Clearly, the region could hardly be a serious risk, much less a high-risk area for financial services or a threat to the stability of any banking institution, financial market, or any nation. But, this arbitrary and unsubstantiated categorisation as a high risk area is causing correspondent banks in the United States to evaluate the risks of being penalised for these perceived money laundering breaches against the very modest rewards for doing business with our banks. As a consequence, they have been closing their corresponding relationships with our banks because the perceived potential risk does not justify the reward.

This is evidently, a skewed perception, particularly as none of the significant enforcement cases brought against major banks operating in the USA, amounting to over USD 16 Billion in fines, had any affiliation whatsoever with CARICOM based banking transactions.
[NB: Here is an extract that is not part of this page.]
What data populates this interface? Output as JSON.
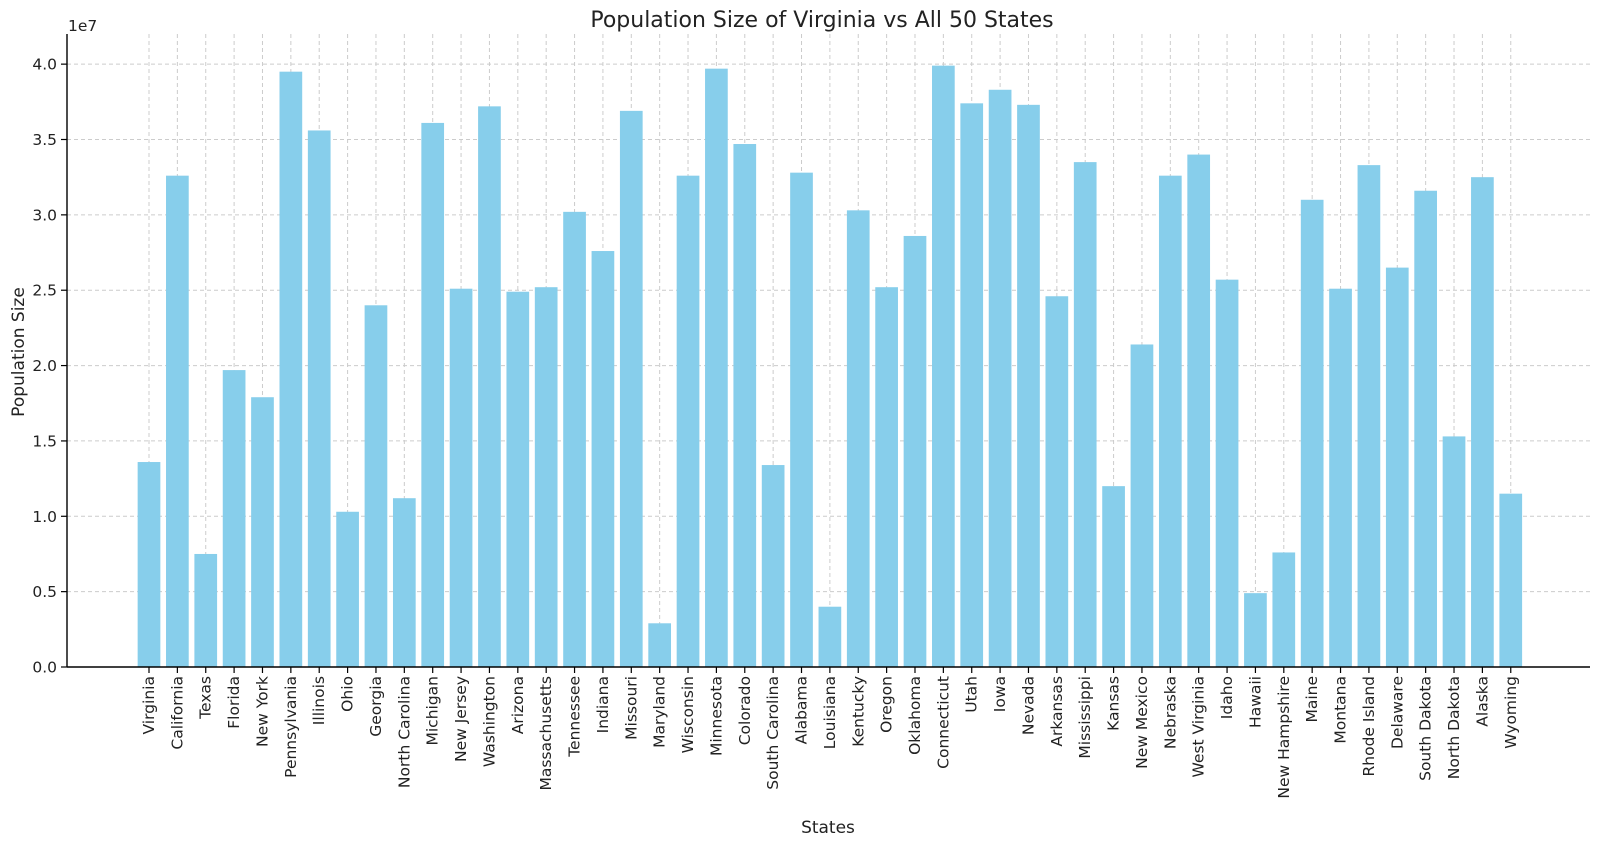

Sir, unless this situation is addressed with urgency, the indigenous banks in each of our countries will be forced to close their doors, not because of any inherent difficulties in the banks themselves, but because they are constrained from transacting and settling transactions in US currency, which in essence, is the global trading currency of choice.

The impact of such a development on our economies would be calamitous. This certainly would be contrary to the espoused strategic interest of the US to support the development of Caricom countries; its third border, through increased investment and trade.

Trade and Investment would decline, revenues would be decimated, poverty would spread, and unemployment would increase. Crime, including drug trafficking, would spiral as our capacity for containing it would be reduced.

The increased vulnerability of our countries and the attendant consequences would not be limited to the borders of our small countries; they will inevitably reach the shores of the United States.

Mr. President, severe and extremely harmful reputational damage is being done to our jurisdictions by this unilateral categorisation of our member countries by the State Department thereby, eroding our competitiveness and threatening our very survival.

In this context, Mr President, we would ask that this harmful categorisation of the Region as a high-risk area for financial services be urgently reviewed and reversed. It is flawed and serves no other purpose but to reduce competitiveness and to increase the vulnerability of our respective countries.

Mr. President, we are not here cap in hand to solicit the United States. We are here to dialogue as sovereign nations with a contribution to make to our common humanity, to seek a more supportive response for our efforts and a reversal of these punitive unilateral acts committed against our member states.

We would urge you, Mr President, to cause your authorities to review all these matters in support of our competiveness and in strengthening the sustaining bonds of friendship that have so long endured between our nations.